The deeper root, though, is older and stranger: the case files. Blatty built his novel on a genuine 1949 exorcism performed on a boy in Maryland, and the film’s power comes partly from the way it treats the ritual as a real, documented, bureaucratic procedure with paperwork and protocol. That documentary instinct — the monster as a thing to be investigated and recorded — runs straight down to the folk-horror seriousness of The Witch, which takes a Puritan Devil equally literally and equally coldly. And the specific idea that possession is a mask worn by grief, that the supernatural is the shape a family’s pain takes when it has nowhere else to go, is the whole thesis of Hereditary decades later. Ari Aster is unthinkable without this film’s example.
The verdict
The Exorcist has aged into something more interesting than a scare machine, and the parts that once seemed like its whole point — the shocks — are now the parts that show their seams a little. What holds is the architecture: the long grey first hour, the medical procedural, the two priests failing quietly. It remains the only wholly convincing possession film because it is the only one that treats belief as a genuine crisis rather than a plot mechanic, and it earned its Best Picture nomination, the first ever for a horror film, on exactly that seriousness.
Watch it for the realism, which is where the fear actually lives. Then, if you want the lineage, go back to Rosemary’s Baby to see the city where Satan first went respectable, and forward to Hereditary to see the wound this film opened up dressed in new clothes. Below the line, the ending — the one genuinely transcendent choice Friedkin makes.
Spoilers below
The climax turns on a piece of theology the film has been quietly building toward, and it is the reason the picture is finally a story about faith rather than filth.

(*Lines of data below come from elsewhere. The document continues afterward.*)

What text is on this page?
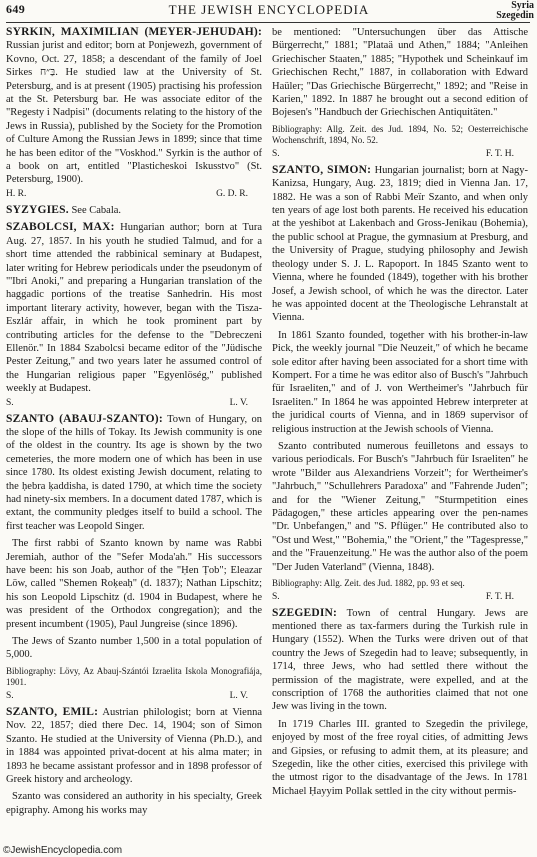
649	THE JEWISH ENCYCLOPEDIA	Syria
Szegedin

SYRKIN, MAXIMILIAN (MEYER-JEHUDAH): Russian jurist and editor; born at Ponjewezh, government of Kovno, Oct. 27, 1858; a descendant of the family of Joel Sirkes בַּ״ח. He studied law at the University of St. Petersburg, and is at present (1905) practising his profession at the St. Petersburg bar. He was associate editor of the "Regesty i Nadpisi" (documents relating to the history of the Jews in Russia), published by the Society for the Promotion of Culture Among the Russian Jews in 1899; since that time he has been editor of the "Voskhod." Syrkin is the author of a book on art, entitled "Plasticheskoi Iskusstvo" (St. Petersburg, 1900).

H. R.	G. D. R.

SYZYGIES. See Cabala.

SZABOLCSI, MAX: Hungarian author; born at Tura Aug. 27, 1857. In his youth he studied Talmud, and for a short time attended the rabbinical seminary at Budapest, later writing for Hebrew periodicals under the pseudonym of "'Ibri Anoki," and preparing a Hungarian translation of the haggadic portions of the treatise Sanhedrin. His most important literary activity, however, began with the Tisza-Eszlár affair, in which he took prominent part by contributing articles for the defense to the "Debreczeni Ellenör." In 1884 Szabolcsi became editor of the "Jüdische Pester Zeitung," and two years later he assumed control of the Hungarian religious paper "Egyenlöség," published weekly at Budapest.

S.	L. V.

SZANTO (ABAUJ-SZANTO): Town of Hungary, on the slope of the hills of Tokay. Its Jewish community is one of the oldest in the country. Its age is shown by the two cemeteries, the more modern one of which has been in use since 1780. Its oldest existing Jewish document, relating to the ḥebra ḳaddisha, is dated 1790, at which time the society had ninety-six members. In a document dated 1787, which is extant, the community pledges itself to build a school. The first teacher was Leopold Singer.

The first rabbi of Szanto known by name was Rabbi Jeremiah, author of the "Sefer Moda'ah." His successors have been: his son Joab, author of the "Ḥen Ṭob"; Eleazar Löw, called "Shemen Roḳeaḥ" (d. 1837); Nathan Lipschitz; his son Leopold Lipschitz (d. 1904 in Budapest, where he was president of the Orthodox congregation); and the present incumbent (1905), Paul Jungreise (since 1896).

The Jews of Szanto number 1,500 in a total population of 5,000.

Bibliography: Lövy, Az Abauj-Szántói Izraelita Iskola Monografiája, 1901.

S.	L. V.

SZANTO, EMIL: Austrian philologist; born at Vienna Nov. 22, 1857; died there Dec. 14, 1904; son of Simon Szanto. He studied at the University of Vienna (Ph.D.), and in 1884 was appointed privat-docent at his alma mater; in 1893 he became assistant professor and in 1898 professor of Greek history and archeology.

Szanto was considered an authority in his specialty, Greek epigraphy. Among his works may

be mentioned: "Untersuchungen über das Attische Bürgerrecht," 1881; "Plataä und Athen," 1884; "Anleihen Griechischer Staaten," 1885; "Hypothek und Scheinkauf im Griechischen Recht," 1887, in collaboration with Edward Haüler; "Das Griechische Bürgerrecht," 1892; and "Reise in Karien," 1892. In 1887 he brought out a second edition of Bojesen's "Handbuch der Griechischen Antiquitäten."

Bibliography: Allg. Zeit. des Jud. 1894, No. 52; Oesterreichische Wochenschrift, 1894, No. 52.

S.	F. T. H.

SZANTO, SIMON: Hungarian journalist; born at Nagy-Kanizsa, Hungary, Aug. 23, 1819; died in Vienna Jan. 17, 1882. He was a son of Rabbi Meïr Szanto, and when only ten years of age lost both parents. He received his education at the yeshibot at Lakenbach and Gross-Jenikau (Bohemia), the public school at Prague, the gymnasium at Presburg, and the University of Prague, studying philosophy and Jewish theology under S. J. L. Rapoport. In 1845 Szanto went to Vienna, where he founded (1849), together with his brother Josef, a Jewish school, of which he was the director. Later he was appointed docent at the Theologische Lehranstalt at Vienna.

In 1861 Szanto founded, together with his brother-in-law Pick, the weekly journal "Die Neuzeit," of which he became sole editor after having been associated for a short time with Kompert. For a time he was editor also of Busch's "Jahrbuch für Israeliten," and of J. von Wertheimer's "Jahrbuch für Israeliten." In 1864 he was appointed Hebrew interpreter at the juridical courts of Vienna, and in 1869 supervisor of religious instruction at the Jewish schools of Vienna.

Szanto contributed numerous feuilletons and essays to various periodicals. For Busch's "Jahrbuch für Israeliten" he wrote "Bilder aus Alexandriens Vorzeit"; for Wertheimer's "Jahrbuch," "Schullehrers Paradoxa" and "Fahrende Juden"; and for the "Wiener Zeitung," "Sturmpetition eines Pädagogen," these articles appearing over the pen-names "Dr. Unbefangen," and "S. Pflüger." He contributed also to "Ost und West," "Bohemia," the "Orient," the "Tagespresse," and the "Frauenzeitung." He was the author also of the poem "Der Juden Vaterland" (Vienna, 1848).

Bibliography: Allg. Zeit. des Jud. 1882, pp. 93 et seq.

S.	F. T. H.

SZEGEDIN: Town of central Hungary. Jews are mentioned there as tax-farmers during the Turkish rule in Hungary (1552). When the Turks were driven out of that country the Jews of Szegedin had to leave; subsequently, in 1714, three Jews, who had settled there without the permission of the magistrate, were expelled, and at the conscription of 1768 the authorities claimed that not one Jew was living in the town.

In 1719 Charles III. granted to Szegedin the privilege, enjoyed by most of the free royal cities, of admitting Jews and Gipsies, or refusing to admit them, at its pleasure; and Szegedin, like the other cities, exercised this privilege with the utmost rigor to the disadvantage of the Jews. In 1781 Michael Ḥayyim Pollak settled in the city without permis-

©JewishEncyclopedia.com
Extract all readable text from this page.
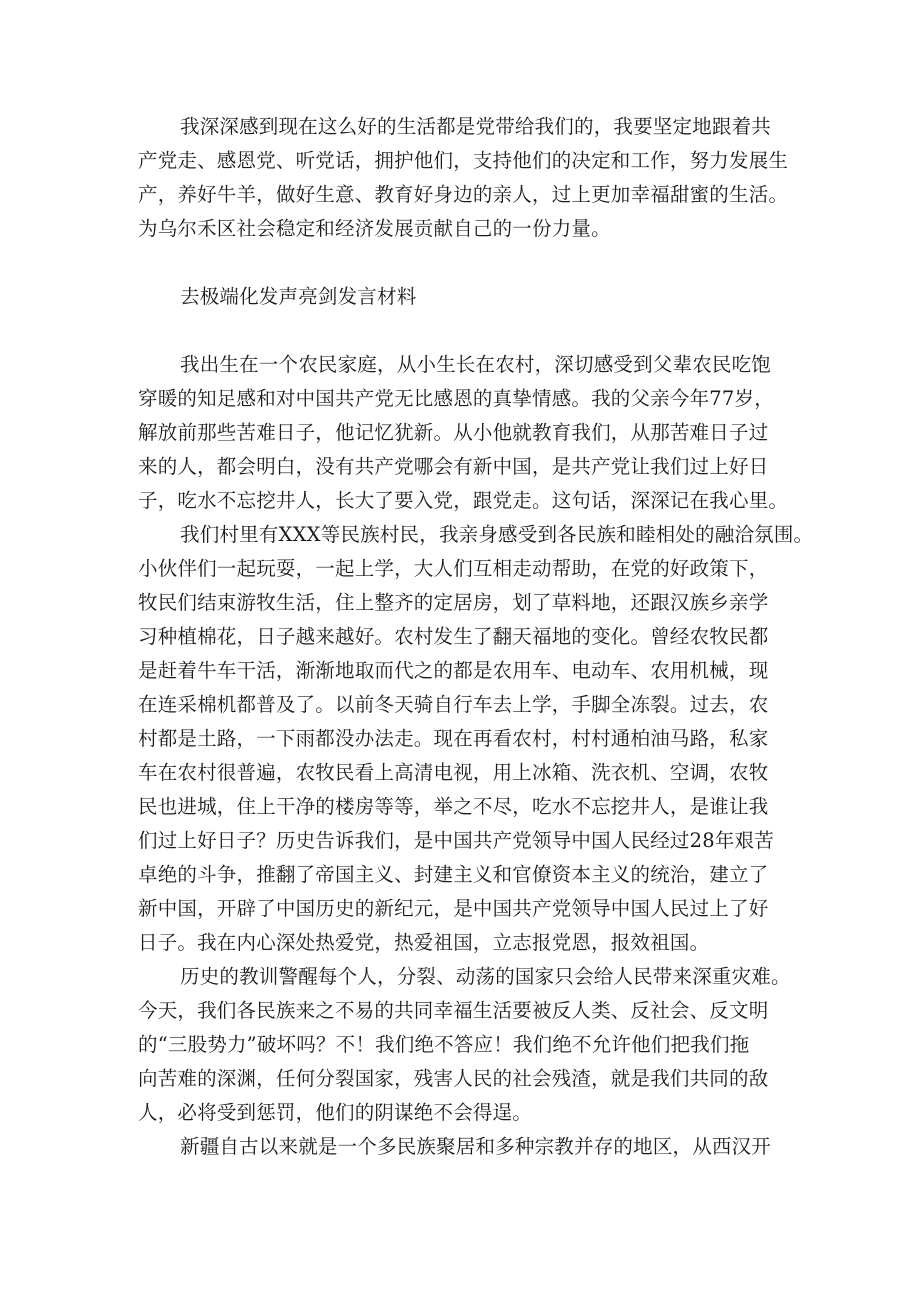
我深深感到现在这么好的生活都是党带给我们的，我要坚定地跟着共
产党走、感恩党、听党话，拥护他们，支持他们的决定和工作，努力发展生
产，养好牛羊，做好生意、教育好身边的亲人，过上更加幸福甜蜜的生活。
为乌尔禾区社会稳定和经济发展贡献自己的一份力量。
去极端化发声亮剑发言材料
我出生在一个农民家庭，从小生长在农村，深切感受到父辈农民吃饱
穿暖的知足感和对中国共产党无比感恩的真挚情感。我的父亲今年77岁，
解放前那些苦难日子，他记忆犹新。从小他就教育我们，从那苦难日子过
来的人，都会明白，没有共产党哪会有新中国，是共产党让我们过上好日
子，吃水不忘挖井人，长大了要入党，跟党走。这句话，深深记在我心里。
我们村里有XXX等民族村民，我亲身感受到各民族和睦相处的融洽氛围。
小伙伴们一起玩耍，一起上学，大人们互相走动帮助，在党的好政策下，
牧民们结束游牧生活，住上整齐的定居房，划了草料地，还跟汉族乡亲学
习种植棉花，日子越来越好。农村发生了翻天福地的变化。曾经农牧民都
是赶着牛车干活，渐渐地取而代之的都是农用车、电动车、农用机械，现
在连采棉机都普及了。以前冬天骑自行车去上学，手脚全冻裂。过去，农
村都是土路，一下雨都没办法走。现在再看农村，村村通柏油马路，私家
车在农村很普遍，农牧民看上高清电视，用上冰箱、洗衣机、空调，农牧
民也进城，住上干净的楼房等等，举之不尽，吃水不忘挖井人，是谁让我
们过上好日子？历史告诉我们，是中国共产党领导中国人民经过28年艰苦
卓绝的斗争，推翻了帝国主义、封建主义和官僚资本主义的统治，建立了
新中国，开辟了中国历史的新纪元，是中国共产党领导中国人民过上了好
日子。我在内心深处热爱党，热爱祖国，立志报党恩，报效祖国。
历史的教训警醒每个人，分裂、动荡的国家只会给人民带来深重灾难。
今天，我们各民族来之不易的共同幸福生活要被反人类、反社会、反文明
的“三股势力”破坏吗？不！我们绝不答应！我们绝不允许他们把我们拖
向苦难的深渊，任何分裂国家，残害人民的社会残渣，就是我们共同的敌
人，必将受到惩罚，他们的阴谋绝不会得逞。
新疆自古以来就是一个多民族聚居和多种宗教并存的地区，从西汉开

Father Merrin dies mid-ritual, felled by a heart attack while the demon jeers, and the exorcism appears lost. It falls to Karras — the doubter, the psychiatrist, the man who has spent the film unable to believe — to end it. He does so with an act that is not sanctioned by any rite: he invites the demon into himself, screaming at it to leave the girl and take him instead. The film has spent two hours establishing Karras as a man drowning in guilt over his mother, a man for whom self-sacrifice is the one form of grace still available. When the demon accepts and takes hold of him, he uses his last seconds of will to throw himself through the bedroom window and down the long stone staircase in Georgetown, killing the host before the thing can act.
It is a suicide that functions as a sacrament, and it is the moment Friedkin’s cold documentary style pays off completely. Because the whole film has refused easy uplift, refused to let God visibly intervene, this final act of belief lands as an actual leap — a man choosing faith with his body at the instant of losing it, on the evidence of nothing. The 2000 re-release, restoring the notorious backward “spider-walk” descent of the stairs, added spectacle to the middle of the film, but the ending never needed it. The genuinely frightening thing The Exorcist leaves you with is not that the Devil is real. It is that stopping him might cost you everything, and that the film cannot promise it was worth it.